Fig. 3 and Table 2 present perfusion quantification obtained with the proposed method as well as the original method and a close agreement in all perfusion parameters was observed between the two methods (P>0.9).

Conclusion

In this study, a rapid image reconstruction and registration method was developed for free-breathing 3D liver perfusion imaging using through-time spiral GRAPPA acceleration. A marked improvement in the time to availability of reconstructed and registered volumes (~12 minutes compared to >22.5 hours) was observed with extremely minor differences in both image quality and perfusion quantification. This moves the technology from a research novelty to clinical feasibility.

Acknowledgements

Siemens Healthcare and NIH grants 1R01DK098503, R00EB011527, 1R01HL094557, and 2KL2TR000440.

References

1. Chandarana H, et al. Invest Radiol 2013;48.

2. Chen Y, et al.
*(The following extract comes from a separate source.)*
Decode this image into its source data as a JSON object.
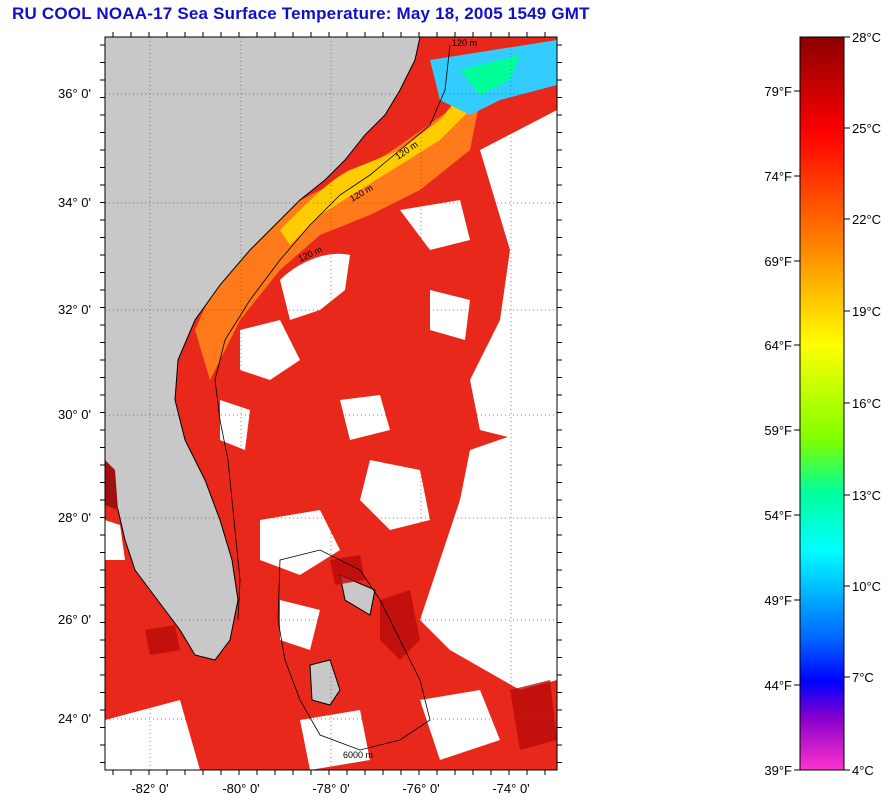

Invest Radiol, 2015;50:367-375.

3. Chen Y, et al. Int. Soc. Magn. Reson. Med. 2015;p386.

4. Eklund A, et al. Front Neuroinform, 2014;8:1-19.

5. Yaegashi Yuji. J Nucl Med Radiat Ther, 2012;3:1-6.

Figures

Figure 1. Representative post-contrast images at the arterial phase, portal phase, and equilibrium phase of a subject with metastatic breast cancer. Both the images reconstructed using MATLAB (a) and C++ (b) are presented.

Figure 2. Representative reference (top left), unregistered (top middle), and registered images using BROCCOLI (top right) in reformatted coronal views. The subtraction of both unregistered (bottom left) and registered images (bottom right) from the reference image are shown in the lower panel.

Figure 3. Representative perfusion maps obtained from a subject with metastatic lung cancer. Maps obtained using both the original method (a) and the proposed fast processing method (b) are presented.

Table 1. Summary of image reconstruction and registration times.

Table 2. Summary of the perfusion parameters for both normal subjects and patients using the two post-processing methods.